Banks face immediate challenges from new regulation, agile tech-savvy competition and increasingly demanding customers, but by using technology creatively many of these threats could become opportunities. Some banks are already stealing a march on their competitors with innovations such as virtual accounts making banking easier for businesses.

Transformational events are on the horizon, whether from increasingly stringent regulations including Basel III, opening up the transactions process with the European Commission’s Payment Services Directive (PSD2), or commercial challenges from peer-to-peer lenders and the latest fintech innovators, requiring large banks to respond quickly.

The focus of any response by banks has to be on customer service, the foundation that underpins the future success of the banking industry, especially business banking. With eyes opened by consistent product innovation in retail banking, business customers are more demanding than ever.

So how are large traditional banks behaving more like their agile fintech competitors and delivering products and services that customers need and are compelled to use?

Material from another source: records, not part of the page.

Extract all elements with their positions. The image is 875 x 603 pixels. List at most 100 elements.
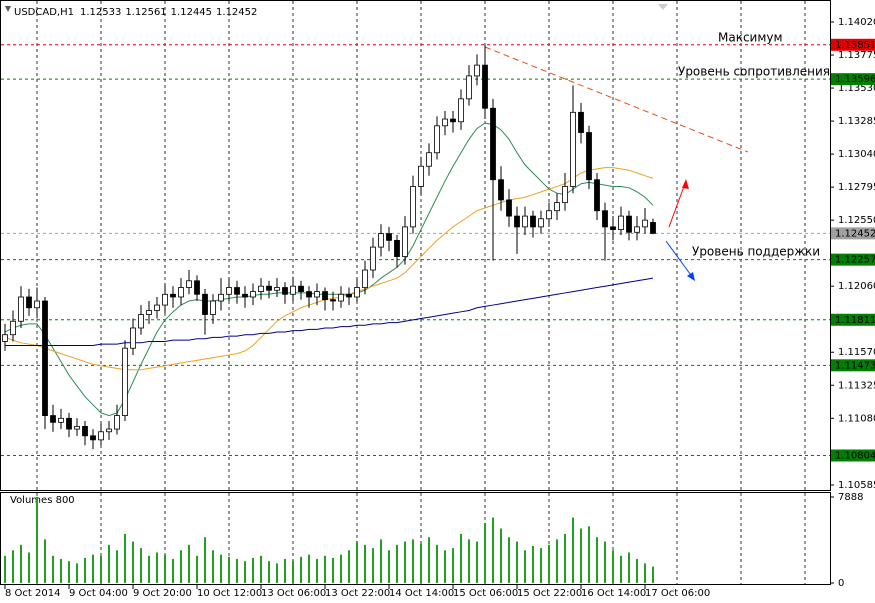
arrow-up-head <box>682 179 689 189</box>
candle-body <box>274 287 280 291</box>
candle-body <box>234 287 240 295</box>
candle-body <box>426 152 432 167</box>
menu-icon <box>5 6 11 12</box>
candle-body <box>530 215 536 228</box>
header: USDCAD,H1 1.12533 1.12561 1.12445 1.12452 <box>14 7 257 18</box>
x-tick-label: 17 Oct 06:00 <box>645 588 710 599</box>
trend-line <box>484 46 749 153</box>
open: 1.12533 <box>80 7 121 18</box>
x-tick-label: 15 Oct 22:00 <box>517 588 582 599</box>
candle-body <box>90 435 96 441</box>
x-tick-label: 13 Oct 22:00 <box>325 588 390 599</box>
candle-body <box>410 186 416 228</box>
volume-panel <box>0 492 831 585</box>
candle-body <box>506 199 512 217</box>
candle-body <box>162 293 168 306</box>
annotation: Уровень сопротивления <box>678 65 830 79</box>
candle-body <box>226 287 232 295</box>
candle-body <box>114 415 120 430</box>
x-tick-label: 10 Oct 12:00 <box>197 588 262 599</box>
candle-body <box>314 291 320 298</box>
candle-body <box>282 287 288 295</box>
level-label: 1.11811 <box>835 315 875 326</box>
candle-body <box>186 280 192 288</box>
y-tick-label: 1.13775 <box>838 50 875 61</box>
price-panel <box>0 0 831 491</box>
ma-line <box>4 167 654 371</box>
candle-body <box>482 64 488 109</box>
candle-body <box>18 296 24 322</box>
candle-body <box>642 219 648 228</box>
candle-body <box>130 327 136 349</box>
candle-body <box>586 132 592 181</box>
level-label: 1.12452 <box>835 228 875 239</box>
candle-body <box>202 293 208 315</box>
corner-icon <box>658 4 668 10</box>
level-tag <box>831 227 875 240</box>
candle-body <box>650 222 656 234</box>
candle-body <box>98 431 104 441</box>
candle-body <box>26 296 32 309</box>
candle-body <box>82 425 88 437</box>
candle-body <box>306 291 312 298</box>
y-tick-label: 1.13530 <box>838 83 875 94</box>
candle-body <box>378 233 384 248</box>
x-tick-label: 8 Oct 2014 <box>5 588 60 599</box>
candle-body <box>570 111 576 187</box>
candle-body <box>618 215 624 230</box>
level-label: 1.10804 <box>835 450 875 461</box>
y-tick-label: 1.11570 <box>838 347 875 358</box>
level-tag <box>831 449 875 462</box>
candle-body <box>34 300 40 309</box>
candle-body <box>58 417 64 423</box>
candle-body <box>194 280 200 295</box>
candle-body <box>330 299 336 302</box>
candle-body <box>258 285 264 292</box>
x-tick-label: 9 Oct 04:00 <box>69 588 128 599</box>
x-tick-label: 9 Oct 20:00 <box>133 588 192 599</box>
candle-body <box>298 285 304 292</box>
x-tick-label: 14 Oct 14:00 <box>389 588 454 599</box>
annotation: Уровень поддержки <box>692 245 820 259</box>
candle-body <box>178 287 184 298</box>
candle-body <box>538 218 544 228</box>
candle-body <box>322 291 328 301</box>
y-tick-label: 1.13040 <box>838 149 875 160</box>
candle-body <box>170 293 176 298</box>
candle-body <box>490 107 496 181</box>
annotation: Максимум <box>718 31 783 45</box>
candle-body <box>594 179 600 212</box>
y-tick-label: 1.12795 <box>838 182 875 193</box>
candle-body <box>562 186 568 204</box>
y-tick-label: 1.11080 <box>838 413 875 424</box>
candle-body <box>346 293 352 298</box>
candle-body <box>74 425 80 430</box>
candle-body <box>370 246 376 271</box>
close: 1.12452 <box>216 7 257 18</box>
candle-body <box>250 291 256 298</box>
candle-body <box>498 179 504 201</box>
candle-body <box>2 334 8 342</box>
y-tick-label: 1.13285 <box>838 116 875 127</box>
candle-body <box>122 347 128 416</box>
candle-body <box>42 300 48 416</box>
x-tick-label: 16 Oct 14:00 <box>581 588 646 599</box>
candle-body <box>362 269 368 288</box>
candle-body <box>10 320 16 336</box>
candle-body <box>106 428 112 433</box>
y-tick-label: 1.14020 <box>838 17 875 28</box>
y-tick-label: 1.12550 <box>838 215 875 226</box>
y-tick-label: 1.10585 <box>838 480 875 491</box>
level-tag <box>831 38 875 51</box>
high: 1.12561 <box>125 7 166 18</box>
candle-body <box>442 118 448 127</box>
symbol: USDCAD,H1 <box>14 7 74 18</box>
volume-title: Volumes 800 <box>10 495 75 506</box>
candle-body <box>338 293 344 302</box>
level-label: 1.13596 <box>835 74 875 85</box>
level-tag <box>831 359 875 372</box>
candle-body <box>290 285 296 295</box>
candle-body <box>218 293 224 302</box>
level-tag <box>831 73 875 86</box>
candle-body <box>474 64 480 77</box>
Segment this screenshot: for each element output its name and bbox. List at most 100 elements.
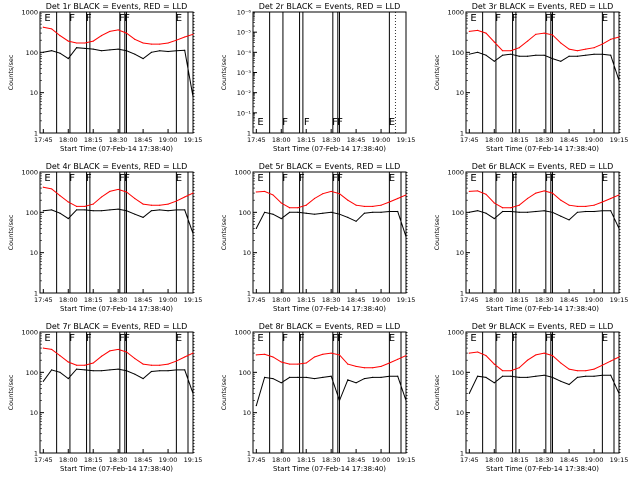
flag-label: F bbox=[550, 333, 556, 344]
lld-point bbox=[67, 201, 69, 203]
y-axis-label: Counts/sec bbox=[433, 54, 441, 90]
events-line bbox=[255, 211, 407, 237]
events-point bbox=[601, 374, 603, 376]
events-point bbox=[100, 370, 103, 372]
lld-point bbox=[543, 352, 545, 354]
events-point bbox=[42, 380, 44, 382]
x-tick-label: 18:00 bbox=[485, 296, 504, 304]
x-tick-label: 17:45 bbox=[460, 296, 479, 304]
lld-point bbox=[330, 190, 332, 193]
lld-point bbox=[338, 354, 341, 356]
lld-point bbox=[288, 363, 291, 365]
chart-panel: Det 9r BLACK = Events, RED = LLD 1 10 100 10… bbox=[433, 322, 628, 473]
x-tick-label: 18:45 bbox=[134, 456, 153, 464]
events-point bbox=[347, 216, 349, 218]
events-point bbox=[501, 375, 504, 377]
flag-label: F bbox=[282, 173, 288, 184]
events-point bbox=[92, 210, 94, 212]
lld-point bbox=[535, 354, 537, 356]
events-point bbox=[526, 376, 529, 378]
lld-point bbox=[610, 360, 612, 362]
y-tick-label: 1000 bbox=[234, 169, 251, 177]
lld-point bbox=[477, 29, 479, 31]
lld-point bbox=[568, 368, 570, 370]
x-tick-label: 18:45 bbox=[560, 296, 579, 304]
lld-point bbox=[51, 28, 53, 30]
lld-point bbox=[255, 354, 257, 356]
lld-point bbox=[150, 43, 153, 45]
events-point bbox=[330, 375, 332, 377]
events-point bbox=[551, 57, 554, 60]
events-point bbox=[117, 208, 119, 210]
chart-panel: Det 2r BLACK = Events, RED = LLD 1 10⁻¹ 10⁻… bbox=[220, 2, 415, 153]
lld-point bbox=[51, 188, 53, 190]
x-axis-label: Start Time (07-Feb-14 17:38:40) bbox=[486, 145, 599, 153]
events-point bbox=[585, 210, 587, 213]
events-point bbox=[338, 213, 341, 215]
lld-point bbox=[551, 354, 554, 357]
x-tick-label: 19:15 bbox=[184, 136, 203, 144]
flag-label: E bbox=[257, 173, 263, 184]
lld-point bbox=[167, 42, 169, 44]
events-point bbox=[305, 376, 307, 378]
x-axis-label: Start Time (07-Feb-14 17:38:40) bbox=[273, 145, 386, 153]
y-tick-label: 1 bbox=[34, 450, 38, 458]
y-tick-label: 1 bbox=[34, 130, 38, 138]
lld-point bbox=[477, 351, 479, 353]
x-axis-label: Start Time (07-Feb-14 17:38:40) bbox=[60, 465, 173, 473]
x-tick-label: 17:45 bbox=[34, 136, 53, 144]
lld-point bbox=[405, 354, 407, 357]
events-point bbox=[338, 399, 341, 402]
flag-label: F bbox=[86, 13, 92, 24]
events-point bbox=[363, 377, 366, 380]
events-point bbox=[134, 53, 136, 55]
flag-label: E bbox=[44, 13, 50, 24]
y-axis-label: Counts/sec bbox=[7, 54, 15, 90]
lld-point bbox=[142, 363, 144, 365]
x-tick-label: 17:45 bbox=[460, 136, 479, 144]
y-tick-label: 1000 bbox=[21, 169, 38, 177]
plot-frame bbox=[252, 11, 407, 134]
events-point bbox=[485, 212, 487, 214]
x-tick-label: 19:15 bbox=[184, 456, 203, 464]
lld-point bbox=[92, 362, 94, 364]
lld-point bbox=[67, 361, 69, 363]
chart-title: Det 2r BLACK = Events, RED = LLD bbox=[259, 2, 401, 11]
lld-point bbox=[347, 363, 349, 365]
lld-point bbox=[576, 370, 579, 372]
lld-point bbox=[42, 186, 44, 188]
events-point bbox=[92, 370, 94, 372]
flag-label: E bbox=[176, 333, 182, 344]
y-tick-label: 100 bbox=[26, 209, 38, 217]
lld-point bbox=[134, 38, 136, 40]
events-point bbox=[142, 216, 144, 218]
lld-point bbox=[510, 370, 512, 372]
events-point bbox=[288, 376, 291, 378]
lld-point bbox=[109, 190, 111, 193]
flag-label: F bbox=[495, 173, 501, 184]
x-tick-label: 18:30 bbox=[322, 136, 341, 144]
events-point bbox=[477, 51, 479, 53]
flag-label: F bbox=[495, 333, 501, 344]
events-point bbox=[322, 212, 324, 214]
events-point bbox=[493, 382, 495, 384]
events-point bbox=[501, 210, 504, 213]
y-axis-label: Counts/sec bbox=[220, 214, 228, 250]
lld-point bbox=[485, 193, 487, 195]
lld-point bbox=[192, 192, 194, 194]
lld-point bbox=[518, 204, 520, 206]
chart-title: Det 5r BLACK = Events, RED = LLD bbox=[259, 162, 401, 171]
x-tick-label: 19:00 bbox=[159, 456, 178, 464]
lld-point bbox=[322, 193, 324, 195]
events-point bbox=[142, 57, 144, 60]
plot-frame bbox=[39, 11, 194, 134]
events-point bbox=[59, 371, 61, 373]
events-point bbox=[159, 50, 161, 52]
x-tick-label: 18:30 bbox=[535, 456, 554, 464]
x-tick-label: 18:30 bbox=[322, 296, 341, 304]
flag-label: E bbox=[44, 173, 50, 184]
lld-point bbox=[184, 36, 186, 38]
x-tick-label: 18:00 bbox=[272, 456, 291, 464]
flag-label: F bbox=[282, 333, 288, 344]
events-point bbox=[192, 392, 194, 395]
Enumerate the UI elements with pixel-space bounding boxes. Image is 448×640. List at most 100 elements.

While corporate finance or treasury functions have evolved consistently to comply with new legislation, business banking systems have remained relatively static. As a result the most basic activity of managing cash and understanding a company’s true position is a complex and expensive process.

Traditional business bank accounts are simply not fit for this purpose for many organisations. The bank account structures sit outside the business allowing little control or flexibility. At worst this absorbs valuable time and effort to iron out its idiosyncrasies. Putting real control in the hands of corporates transforms their ability to manage cash effectively, while also helping banks to streamline their processes. Virtual accounts have become the de facto solution to this challenge for leading banks.

Though the term “bank in a box” is an oversimplification, it does help to explain the value of virtual accounts. There is no need to request that your bank sets up an account for a new subsidiary, spends time accruing different interest rates for a number of bank accounts, or sweeps or pools cash across bank accounts. These processes become self-service and consequently easy to streamline and automate. Businesses no longer need to reconcile data received from banks to fit with the way they need to report and analyse their accounts.

Virtual banking technology adoption is being actively demanded by corporates and encouraged by banks. The slow evolution of business banking to incorporate digital channels is accelerating, moving quickly from offering simple statement and transaction data to a broad array of sophisticated integrated payment and receipt services that are capable of accommodating virtual banking technology.

An early adopter of virtual accounts is one of the UK’s biggest insurers LV=. Andy Young, head of finance at LV= Financial Services, explains: “With Cashfac’s virtual accounts technology we’ve created 35,000 virtualised accounts linking to one ‘real’ client bank account and removed the 35,000 real bank accounts we held previously. Now we can transfer our client’s money between accounts using Cashfac technology without touching the banking system.

“We don’t need the bank to open additional bank accounts; we have one bank account and we split that into virtual client accounts ourselves, freeing up a lot of transactional processing from the bank. This reduces administration for each of us, while at the same time enabling us to take the overall pot of money that now resides in one bank account and diversify the risk across our bank relationships, reducing the exposure for our policyholders.”

The most forward-thinking banks are embracing this technology and investing in delivering the most functionally rich cash management services to support centralised payments or collections factories, and even offer the prospect of in-house banking capabilities. So the perfect storm about to hit the banking industry doesn’t signal doom, but rather offers new opportunities to provide more sophisticated services focused on the future.